Luxembourg is one of the smallest member states by size in the EU, yet it hosts one its most influential institutions: the Court of Justice of the European Union. This week was a good illustration, with more to come.
The first piece of news that got our attention is that Germany again put forward Thomas von Danwitz to remain the German judge sitting on the court since 2006. The extension of his four-year term is expected to get the formal validation from the Council of the European Union in the coming weeks. Von Danwitz's track-record spans various areas of European law but he is best known to privacy professionals as the judge-rapporteur in both "Schrems" cases to date, which saw the invalidation of both the EU-U.S. Safe Harbor and the EU-U.S. Privacy Shield. That is to say his views on the use of EU General Data Protection Regulation Article 49 derogations, government access and national security practices and exemptions have largely crafted today's data transfers landscape.
Separately, the Luxembourg court issued several interesting rulings this week. The first addresses the threshold regulators must meet to impose an administrative fine. Lo and behold, the court found a data controller may not have an administrative fine imposed on it for an infringement of the GDPR "unless that infringement was committed wrongfully, that is to say, intentionally or negligently." The ruling also confirms "a controller may also have a fine imposed on it in respect of operations performed by a processor, to the extent that the controller may be held responsible for such operations.”
In a second ruling two days later, the court determined the GDPR "opposes two data processing practices by credit information agencies. While 'scoring' is permitted only under certain conditions, the prolonged retention of information relating to the granting of a discharge from remaining debts is contrary to the GDPR."
Elsewhere:
- The European Data Protection Board published its urgent binding decision on an enforcement action by Norway's data protection authority, Datatilsynet, against Meta for alleged illegal use of targeted advertising.

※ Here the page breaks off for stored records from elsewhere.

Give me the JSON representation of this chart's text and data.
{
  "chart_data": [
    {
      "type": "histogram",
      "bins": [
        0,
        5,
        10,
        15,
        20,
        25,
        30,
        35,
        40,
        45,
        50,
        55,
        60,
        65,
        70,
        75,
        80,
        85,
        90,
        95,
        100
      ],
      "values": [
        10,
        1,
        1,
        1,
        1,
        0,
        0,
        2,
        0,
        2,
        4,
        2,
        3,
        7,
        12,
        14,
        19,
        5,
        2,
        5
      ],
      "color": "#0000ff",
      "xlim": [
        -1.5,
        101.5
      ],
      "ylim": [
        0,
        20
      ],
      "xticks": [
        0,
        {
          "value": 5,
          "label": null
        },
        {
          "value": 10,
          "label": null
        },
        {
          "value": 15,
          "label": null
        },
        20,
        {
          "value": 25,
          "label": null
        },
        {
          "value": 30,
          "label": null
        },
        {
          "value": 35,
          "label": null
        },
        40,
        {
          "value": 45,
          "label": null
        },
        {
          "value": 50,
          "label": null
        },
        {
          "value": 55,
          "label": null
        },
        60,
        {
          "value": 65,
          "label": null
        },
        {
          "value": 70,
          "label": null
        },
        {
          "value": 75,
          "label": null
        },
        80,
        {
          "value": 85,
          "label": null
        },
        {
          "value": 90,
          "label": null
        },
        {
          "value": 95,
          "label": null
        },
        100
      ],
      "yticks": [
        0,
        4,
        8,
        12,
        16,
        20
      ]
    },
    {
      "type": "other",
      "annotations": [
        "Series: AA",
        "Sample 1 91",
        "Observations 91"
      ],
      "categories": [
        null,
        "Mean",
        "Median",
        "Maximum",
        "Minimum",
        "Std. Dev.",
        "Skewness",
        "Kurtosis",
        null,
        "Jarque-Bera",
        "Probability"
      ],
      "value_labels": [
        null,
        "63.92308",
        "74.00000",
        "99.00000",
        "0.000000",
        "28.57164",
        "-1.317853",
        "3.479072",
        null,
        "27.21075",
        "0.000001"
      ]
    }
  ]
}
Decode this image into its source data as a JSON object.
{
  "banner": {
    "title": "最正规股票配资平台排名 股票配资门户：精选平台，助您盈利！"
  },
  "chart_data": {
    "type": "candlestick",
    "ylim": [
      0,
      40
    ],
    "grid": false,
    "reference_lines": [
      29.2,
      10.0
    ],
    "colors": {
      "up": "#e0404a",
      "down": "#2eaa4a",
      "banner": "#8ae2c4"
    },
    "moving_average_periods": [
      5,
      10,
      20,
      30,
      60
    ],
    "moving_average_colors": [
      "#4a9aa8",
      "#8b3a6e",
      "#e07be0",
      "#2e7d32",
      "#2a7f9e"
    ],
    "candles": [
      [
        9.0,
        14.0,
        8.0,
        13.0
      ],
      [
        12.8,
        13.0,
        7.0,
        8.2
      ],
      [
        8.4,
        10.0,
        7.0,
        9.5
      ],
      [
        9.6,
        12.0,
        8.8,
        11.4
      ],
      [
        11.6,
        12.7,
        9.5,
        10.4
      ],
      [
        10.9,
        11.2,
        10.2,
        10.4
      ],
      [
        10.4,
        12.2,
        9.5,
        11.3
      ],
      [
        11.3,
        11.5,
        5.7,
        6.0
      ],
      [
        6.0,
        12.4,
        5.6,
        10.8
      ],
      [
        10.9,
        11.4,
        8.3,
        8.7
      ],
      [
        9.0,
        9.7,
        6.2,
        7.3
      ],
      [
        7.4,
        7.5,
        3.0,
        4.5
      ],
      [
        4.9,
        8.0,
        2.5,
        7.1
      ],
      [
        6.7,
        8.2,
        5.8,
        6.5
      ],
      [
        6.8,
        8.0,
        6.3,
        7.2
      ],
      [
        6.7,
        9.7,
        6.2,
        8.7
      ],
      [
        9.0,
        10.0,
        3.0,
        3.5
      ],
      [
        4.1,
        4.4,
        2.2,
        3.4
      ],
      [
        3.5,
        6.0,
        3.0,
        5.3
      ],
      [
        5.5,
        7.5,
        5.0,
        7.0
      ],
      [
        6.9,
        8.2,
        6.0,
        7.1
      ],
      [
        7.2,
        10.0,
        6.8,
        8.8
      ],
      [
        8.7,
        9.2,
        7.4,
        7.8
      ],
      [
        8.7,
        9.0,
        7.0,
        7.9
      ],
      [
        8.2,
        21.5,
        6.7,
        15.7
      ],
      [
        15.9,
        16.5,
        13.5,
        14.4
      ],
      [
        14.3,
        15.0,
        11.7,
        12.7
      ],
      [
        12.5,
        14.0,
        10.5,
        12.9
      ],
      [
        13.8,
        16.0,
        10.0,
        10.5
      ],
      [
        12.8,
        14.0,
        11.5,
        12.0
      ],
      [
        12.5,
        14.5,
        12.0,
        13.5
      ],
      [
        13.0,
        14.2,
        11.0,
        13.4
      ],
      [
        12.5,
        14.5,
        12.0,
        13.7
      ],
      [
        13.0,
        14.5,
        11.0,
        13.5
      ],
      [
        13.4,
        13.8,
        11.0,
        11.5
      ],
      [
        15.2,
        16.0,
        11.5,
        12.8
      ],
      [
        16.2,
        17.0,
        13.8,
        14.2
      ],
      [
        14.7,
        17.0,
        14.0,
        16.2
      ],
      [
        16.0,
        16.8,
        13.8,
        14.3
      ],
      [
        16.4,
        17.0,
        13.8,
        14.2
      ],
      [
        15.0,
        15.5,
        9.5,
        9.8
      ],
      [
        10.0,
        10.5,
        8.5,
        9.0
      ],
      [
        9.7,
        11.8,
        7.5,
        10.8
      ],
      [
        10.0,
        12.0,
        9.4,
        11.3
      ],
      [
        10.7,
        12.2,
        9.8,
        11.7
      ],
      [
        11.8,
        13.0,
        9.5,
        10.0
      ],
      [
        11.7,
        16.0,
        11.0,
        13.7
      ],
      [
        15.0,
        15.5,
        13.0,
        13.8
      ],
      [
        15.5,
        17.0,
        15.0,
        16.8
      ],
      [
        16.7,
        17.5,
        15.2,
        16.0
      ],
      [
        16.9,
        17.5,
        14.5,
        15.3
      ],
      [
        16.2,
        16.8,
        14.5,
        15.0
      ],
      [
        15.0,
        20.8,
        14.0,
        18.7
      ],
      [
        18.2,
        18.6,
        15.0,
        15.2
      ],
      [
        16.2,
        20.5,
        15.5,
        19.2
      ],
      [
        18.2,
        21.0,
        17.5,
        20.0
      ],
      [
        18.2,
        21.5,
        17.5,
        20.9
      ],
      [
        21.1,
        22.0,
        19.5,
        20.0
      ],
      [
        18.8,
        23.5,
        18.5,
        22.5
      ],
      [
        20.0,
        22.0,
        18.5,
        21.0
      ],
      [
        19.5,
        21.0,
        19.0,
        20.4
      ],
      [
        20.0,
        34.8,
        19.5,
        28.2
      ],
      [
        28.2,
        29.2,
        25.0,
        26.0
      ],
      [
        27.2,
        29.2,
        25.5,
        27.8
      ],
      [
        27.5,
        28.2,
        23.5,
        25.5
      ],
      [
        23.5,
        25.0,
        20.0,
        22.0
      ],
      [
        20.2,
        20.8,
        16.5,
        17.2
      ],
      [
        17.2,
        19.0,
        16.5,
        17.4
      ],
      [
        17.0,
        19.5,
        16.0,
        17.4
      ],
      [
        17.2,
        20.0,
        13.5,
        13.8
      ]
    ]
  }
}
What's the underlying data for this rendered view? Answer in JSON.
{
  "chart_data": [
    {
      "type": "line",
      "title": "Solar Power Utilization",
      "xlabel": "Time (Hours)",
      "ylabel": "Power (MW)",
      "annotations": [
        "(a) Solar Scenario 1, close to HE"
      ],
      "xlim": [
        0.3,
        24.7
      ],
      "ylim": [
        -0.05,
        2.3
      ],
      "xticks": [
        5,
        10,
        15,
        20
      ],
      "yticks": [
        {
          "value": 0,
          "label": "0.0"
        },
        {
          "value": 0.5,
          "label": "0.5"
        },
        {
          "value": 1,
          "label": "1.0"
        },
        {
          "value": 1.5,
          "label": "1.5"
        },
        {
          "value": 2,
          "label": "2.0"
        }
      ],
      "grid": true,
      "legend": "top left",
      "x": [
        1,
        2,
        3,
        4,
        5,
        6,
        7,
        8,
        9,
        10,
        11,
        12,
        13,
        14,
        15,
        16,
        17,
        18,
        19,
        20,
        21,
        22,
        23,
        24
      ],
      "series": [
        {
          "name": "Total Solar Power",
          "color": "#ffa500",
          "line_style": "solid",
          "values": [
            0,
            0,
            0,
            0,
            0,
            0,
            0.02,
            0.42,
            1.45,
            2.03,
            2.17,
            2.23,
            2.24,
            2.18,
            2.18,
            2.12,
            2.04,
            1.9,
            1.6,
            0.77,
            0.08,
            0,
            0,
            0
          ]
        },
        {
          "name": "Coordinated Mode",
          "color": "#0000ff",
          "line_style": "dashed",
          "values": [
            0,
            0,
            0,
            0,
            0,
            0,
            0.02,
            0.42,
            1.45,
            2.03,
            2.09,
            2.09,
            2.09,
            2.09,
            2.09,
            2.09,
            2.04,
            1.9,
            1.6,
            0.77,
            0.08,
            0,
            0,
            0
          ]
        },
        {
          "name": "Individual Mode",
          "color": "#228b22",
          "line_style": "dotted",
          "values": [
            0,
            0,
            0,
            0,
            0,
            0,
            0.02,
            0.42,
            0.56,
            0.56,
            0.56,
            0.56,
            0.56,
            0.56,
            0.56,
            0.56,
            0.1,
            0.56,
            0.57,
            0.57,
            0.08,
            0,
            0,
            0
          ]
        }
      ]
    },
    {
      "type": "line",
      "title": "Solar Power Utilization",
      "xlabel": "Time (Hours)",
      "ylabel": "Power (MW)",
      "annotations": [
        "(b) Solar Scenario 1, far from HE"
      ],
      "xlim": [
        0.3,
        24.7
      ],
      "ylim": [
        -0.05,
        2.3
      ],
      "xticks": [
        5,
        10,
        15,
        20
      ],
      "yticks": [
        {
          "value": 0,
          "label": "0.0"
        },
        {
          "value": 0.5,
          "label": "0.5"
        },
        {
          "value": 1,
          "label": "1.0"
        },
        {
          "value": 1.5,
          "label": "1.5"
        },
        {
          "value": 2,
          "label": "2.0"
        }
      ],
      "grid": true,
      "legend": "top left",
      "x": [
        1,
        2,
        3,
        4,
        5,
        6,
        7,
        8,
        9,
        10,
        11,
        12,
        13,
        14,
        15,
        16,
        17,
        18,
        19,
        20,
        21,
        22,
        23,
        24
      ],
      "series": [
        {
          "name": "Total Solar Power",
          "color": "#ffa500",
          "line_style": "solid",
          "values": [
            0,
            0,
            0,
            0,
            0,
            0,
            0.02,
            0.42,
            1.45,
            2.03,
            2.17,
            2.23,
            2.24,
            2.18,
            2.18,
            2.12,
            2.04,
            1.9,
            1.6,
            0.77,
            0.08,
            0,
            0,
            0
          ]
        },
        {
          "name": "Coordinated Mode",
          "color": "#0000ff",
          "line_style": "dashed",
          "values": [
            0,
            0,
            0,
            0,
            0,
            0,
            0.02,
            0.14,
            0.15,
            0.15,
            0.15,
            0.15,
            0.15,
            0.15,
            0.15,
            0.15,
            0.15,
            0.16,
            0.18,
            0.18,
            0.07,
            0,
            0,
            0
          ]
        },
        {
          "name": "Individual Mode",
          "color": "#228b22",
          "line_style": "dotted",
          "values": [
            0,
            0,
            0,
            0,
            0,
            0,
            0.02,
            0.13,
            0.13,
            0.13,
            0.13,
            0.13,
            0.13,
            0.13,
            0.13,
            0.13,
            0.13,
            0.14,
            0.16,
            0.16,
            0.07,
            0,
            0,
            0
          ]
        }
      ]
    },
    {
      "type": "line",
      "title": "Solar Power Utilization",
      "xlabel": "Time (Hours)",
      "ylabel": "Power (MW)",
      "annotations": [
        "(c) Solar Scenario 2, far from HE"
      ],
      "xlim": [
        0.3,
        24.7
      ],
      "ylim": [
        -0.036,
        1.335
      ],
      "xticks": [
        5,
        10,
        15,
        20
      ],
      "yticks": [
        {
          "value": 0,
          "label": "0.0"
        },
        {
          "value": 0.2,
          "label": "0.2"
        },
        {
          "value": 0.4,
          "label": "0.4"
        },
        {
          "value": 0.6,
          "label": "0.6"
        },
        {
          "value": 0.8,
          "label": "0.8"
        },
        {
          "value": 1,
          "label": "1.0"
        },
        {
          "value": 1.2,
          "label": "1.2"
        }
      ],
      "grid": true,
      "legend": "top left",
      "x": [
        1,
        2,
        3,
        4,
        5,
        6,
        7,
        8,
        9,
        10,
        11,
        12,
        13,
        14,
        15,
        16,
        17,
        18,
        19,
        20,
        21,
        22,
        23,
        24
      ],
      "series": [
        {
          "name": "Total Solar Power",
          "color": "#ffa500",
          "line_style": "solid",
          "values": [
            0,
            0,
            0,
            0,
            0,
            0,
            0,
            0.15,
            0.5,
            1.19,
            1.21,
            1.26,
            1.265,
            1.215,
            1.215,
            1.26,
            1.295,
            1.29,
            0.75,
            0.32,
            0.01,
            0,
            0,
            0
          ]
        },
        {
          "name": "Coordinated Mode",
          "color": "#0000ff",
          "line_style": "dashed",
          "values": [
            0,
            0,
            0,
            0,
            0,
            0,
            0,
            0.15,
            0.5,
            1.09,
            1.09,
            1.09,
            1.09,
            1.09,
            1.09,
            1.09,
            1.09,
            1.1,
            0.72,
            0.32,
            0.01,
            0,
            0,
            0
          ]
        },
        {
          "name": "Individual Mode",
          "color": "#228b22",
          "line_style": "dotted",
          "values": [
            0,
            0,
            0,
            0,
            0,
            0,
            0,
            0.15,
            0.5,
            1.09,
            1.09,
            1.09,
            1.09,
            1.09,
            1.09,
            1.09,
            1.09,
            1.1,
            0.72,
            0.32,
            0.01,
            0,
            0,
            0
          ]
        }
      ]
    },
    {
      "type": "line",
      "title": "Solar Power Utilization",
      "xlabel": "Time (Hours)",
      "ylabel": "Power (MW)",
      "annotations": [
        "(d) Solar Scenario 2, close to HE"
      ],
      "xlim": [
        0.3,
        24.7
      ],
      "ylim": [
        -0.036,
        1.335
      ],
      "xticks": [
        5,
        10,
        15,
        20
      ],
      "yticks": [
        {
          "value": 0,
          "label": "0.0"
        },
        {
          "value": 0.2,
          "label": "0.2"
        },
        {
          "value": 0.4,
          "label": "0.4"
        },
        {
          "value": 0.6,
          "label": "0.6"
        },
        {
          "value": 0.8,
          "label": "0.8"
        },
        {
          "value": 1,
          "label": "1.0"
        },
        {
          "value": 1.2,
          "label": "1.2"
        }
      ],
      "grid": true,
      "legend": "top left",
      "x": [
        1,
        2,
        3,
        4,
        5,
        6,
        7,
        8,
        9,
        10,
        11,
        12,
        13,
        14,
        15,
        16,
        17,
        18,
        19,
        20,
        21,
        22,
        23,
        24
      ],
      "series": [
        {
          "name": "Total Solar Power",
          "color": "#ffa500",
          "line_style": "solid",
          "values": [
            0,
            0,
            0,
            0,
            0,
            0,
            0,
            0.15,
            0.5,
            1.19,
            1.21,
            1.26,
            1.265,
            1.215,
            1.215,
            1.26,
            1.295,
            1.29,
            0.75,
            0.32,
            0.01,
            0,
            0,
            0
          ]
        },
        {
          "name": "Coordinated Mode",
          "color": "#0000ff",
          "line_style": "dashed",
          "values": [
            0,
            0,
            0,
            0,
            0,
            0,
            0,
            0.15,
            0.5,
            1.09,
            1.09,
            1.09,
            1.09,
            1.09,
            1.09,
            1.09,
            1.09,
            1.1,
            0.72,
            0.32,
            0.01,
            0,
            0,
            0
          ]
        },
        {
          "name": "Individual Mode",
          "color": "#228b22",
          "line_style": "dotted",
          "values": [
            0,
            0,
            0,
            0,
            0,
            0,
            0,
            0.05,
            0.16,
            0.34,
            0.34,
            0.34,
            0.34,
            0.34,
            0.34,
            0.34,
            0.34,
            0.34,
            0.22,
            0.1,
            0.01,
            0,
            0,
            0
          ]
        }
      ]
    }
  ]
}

- As I write this column, there is no white smoke yet on the Artificial Intelligence Act. Co-legislators gathered this week for what was hoped by some to be the final trilogue on the heavily-debated text. As of Thursday afternoon, co-legislators have pulled an all-nighter, reaching a provisional agreement on foundation models and governance elements such as fundamental rights impact assessments. Many thorny issues still need to be discussed on Friday, most significantly on prohibitions, law enforcement and national security provisions. Keep an eye out for IAPP reporting on the news.
- The council and Parliament late last week reached a provisional political agreement on the proposal aimed at raising cybersecurity requirements of digital products placed on the EU market. Once into force, the Cyber Resilience Act will introduce EU-wide cybersecurity requirements for the design, development, production and market availability of hardware and software products.
- Parliament's Committee on Industry, Research and Energy voted to adopt the provisional agreement resulting from interinstitutional negotiations on the European Digital Identity proposal. The EU Council is hoping to start negotiations with Parliament and hold the first trilogue meeting before the end of the year. The European Parliament is convening an internal meeting next Monday to discuss the file.
- The IAPP recently released two highly-recommended reports for your reading pleasure: the IAPP-EY Privacy Governance Report 2023 shines a light on the location, performance and significance of privacy governance within organizations. The IAPP-EY Professionalizing Organizational AI Governance Report reflects more specifically on practices and trends in organizational AI governance.